There has been a disproportionately large drop in sales in Germany compared to the rest of Europe. Even though Opel’s new Astra compact is now in showrooms, five month sales in Germany were down 41%. Reilly says this is in part due to the end of the German scrappage program. Opel was also damaged by an unsuccessful attempt to secure 1 billion euros in German state aid, and it has announced that the majority of the 8,300 jobs that will be cut are in its home market.

The president Opel’s European dealership association, Jaap Timmer, says that he believes Opel’s image can be rebuilt. “Opel’s customers were initially confused but now are beginning to appreciate the fact that GM will restructure the company without German taxpayer money.”

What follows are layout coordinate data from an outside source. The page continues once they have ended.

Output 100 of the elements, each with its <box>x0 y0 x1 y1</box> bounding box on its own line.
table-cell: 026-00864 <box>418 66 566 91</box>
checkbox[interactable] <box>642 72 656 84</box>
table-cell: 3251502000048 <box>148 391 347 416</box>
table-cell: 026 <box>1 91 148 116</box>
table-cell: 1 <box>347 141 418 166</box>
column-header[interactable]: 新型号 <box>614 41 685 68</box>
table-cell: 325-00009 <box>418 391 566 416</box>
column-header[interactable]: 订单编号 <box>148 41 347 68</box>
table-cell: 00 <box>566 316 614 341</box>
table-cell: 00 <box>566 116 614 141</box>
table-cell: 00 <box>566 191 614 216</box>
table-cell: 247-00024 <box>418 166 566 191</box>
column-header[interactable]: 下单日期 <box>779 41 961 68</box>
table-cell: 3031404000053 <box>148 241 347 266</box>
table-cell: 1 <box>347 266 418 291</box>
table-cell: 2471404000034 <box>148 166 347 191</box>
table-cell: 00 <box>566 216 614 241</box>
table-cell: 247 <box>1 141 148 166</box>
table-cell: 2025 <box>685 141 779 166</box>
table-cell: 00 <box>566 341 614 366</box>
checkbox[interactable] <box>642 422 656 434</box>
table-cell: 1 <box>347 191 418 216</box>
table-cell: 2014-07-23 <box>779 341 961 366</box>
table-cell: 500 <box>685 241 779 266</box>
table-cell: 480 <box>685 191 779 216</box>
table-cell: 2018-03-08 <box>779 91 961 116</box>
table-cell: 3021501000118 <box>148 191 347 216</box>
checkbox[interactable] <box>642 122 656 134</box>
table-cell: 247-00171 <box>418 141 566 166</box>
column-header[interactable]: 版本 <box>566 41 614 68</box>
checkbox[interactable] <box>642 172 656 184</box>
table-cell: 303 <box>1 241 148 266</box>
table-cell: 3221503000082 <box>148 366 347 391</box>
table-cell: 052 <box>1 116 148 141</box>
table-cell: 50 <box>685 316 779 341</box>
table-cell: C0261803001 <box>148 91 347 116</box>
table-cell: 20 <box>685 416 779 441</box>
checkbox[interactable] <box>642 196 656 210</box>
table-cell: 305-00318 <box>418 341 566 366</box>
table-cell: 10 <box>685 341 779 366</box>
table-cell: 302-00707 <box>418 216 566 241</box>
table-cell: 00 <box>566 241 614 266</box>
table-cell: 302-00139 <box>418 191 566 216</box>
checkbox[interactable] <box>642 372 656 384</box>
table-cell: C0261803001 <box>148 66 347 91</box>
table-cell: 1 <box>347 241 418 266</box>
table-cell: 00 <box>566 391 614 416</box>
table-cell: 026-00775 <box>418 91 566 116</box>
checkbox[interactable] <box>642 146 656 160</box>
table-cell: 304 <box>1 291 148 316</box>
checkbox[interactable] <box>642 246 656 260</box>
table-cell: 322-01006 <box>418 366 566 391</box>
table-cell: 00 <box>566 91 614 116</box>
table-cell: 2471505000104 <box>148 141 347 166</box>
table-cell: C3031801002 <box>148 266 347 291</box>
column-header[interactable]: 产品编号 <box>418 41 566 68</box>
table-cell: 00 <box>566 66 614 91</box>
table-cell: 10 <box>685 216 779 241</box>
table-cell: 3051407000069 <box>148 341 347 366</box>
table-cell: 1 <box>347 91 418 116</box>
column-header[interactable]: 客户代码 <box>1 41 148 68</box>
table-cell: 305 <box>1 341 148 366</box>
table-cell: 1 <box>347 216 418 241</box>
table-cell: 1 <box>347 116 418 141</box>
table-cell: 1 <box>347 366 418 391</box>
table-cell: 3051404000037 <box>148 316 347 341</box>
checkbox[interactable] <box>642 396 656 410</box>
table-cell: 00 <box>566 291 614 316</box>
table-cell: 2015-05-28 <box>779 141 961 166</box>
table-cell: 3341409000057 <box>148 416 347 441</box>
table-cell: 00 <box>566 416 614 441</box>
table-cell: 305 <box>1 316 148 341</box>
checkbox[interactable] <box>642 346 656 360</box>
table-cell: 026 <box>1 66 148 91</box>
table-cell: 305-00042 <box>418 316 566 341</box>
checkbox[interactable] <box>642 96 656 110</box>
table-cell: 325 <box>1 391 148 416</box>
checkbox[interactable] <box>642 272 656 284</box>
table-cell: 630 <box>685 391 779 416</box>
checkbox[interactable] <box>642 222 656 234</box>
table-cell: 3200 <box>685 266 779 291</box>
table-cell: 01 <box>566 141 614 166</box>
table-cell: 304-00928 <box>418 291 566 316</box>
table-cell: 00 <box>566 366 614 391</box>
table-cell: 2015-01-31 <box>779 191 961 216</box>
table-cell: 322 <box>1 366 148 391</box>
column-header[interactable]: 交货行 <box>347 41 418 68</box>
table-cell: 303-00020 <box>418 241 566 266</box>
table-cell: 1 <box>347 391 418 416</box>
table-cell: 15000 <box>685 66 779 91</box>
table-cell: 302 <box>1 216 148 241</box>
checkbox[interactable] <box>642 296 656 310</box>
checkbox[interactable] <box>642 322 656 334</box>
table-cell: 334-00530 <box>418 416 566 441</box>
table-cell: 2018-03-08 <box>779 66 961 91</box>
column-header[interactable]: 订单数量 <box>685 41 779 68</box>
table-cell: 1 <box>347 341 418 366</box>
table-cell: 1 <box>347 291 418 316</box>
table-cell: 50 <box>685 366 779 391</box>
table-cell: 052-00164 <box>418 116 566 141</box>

According to the trade publication Autohaus PulsSchlag, Opel is now offering the deepest discounts of any automaker in Germany. Opel dealers averaged 12.8% in discounts off of list price, overtaking the 12.4% offered by Fiat, which is usually the leader in incentive programs in Germany.

A spokesman from Opel said that the survey of dealers is not a true representation of Opel’s sales activities. He feels the company is acting more conservatively than that, and said, “You’ve got to be careful in a market that’s not really there. We are not scaling back, but we’re not being really aggressive either. In a year following the end of scrappage schemes, offering incentives is like putting money in the waste basket.”

In addition to repairing its image, Opel will be making deep cuts in European production as part of a five-year, 11 billion euro restructuring plan. Capacity will be reduced by 20%, and 8,300 jobs in Europe will be cut. Some analysts wonder if these reductions are enough.

One Frankfurt-based analyst whose name was withheld due to company policy commented, “Opel/Vauxhall’s main problem in Germany is the same problem it has Europewide: overcapacity. It’s an issue it has not solved yet.”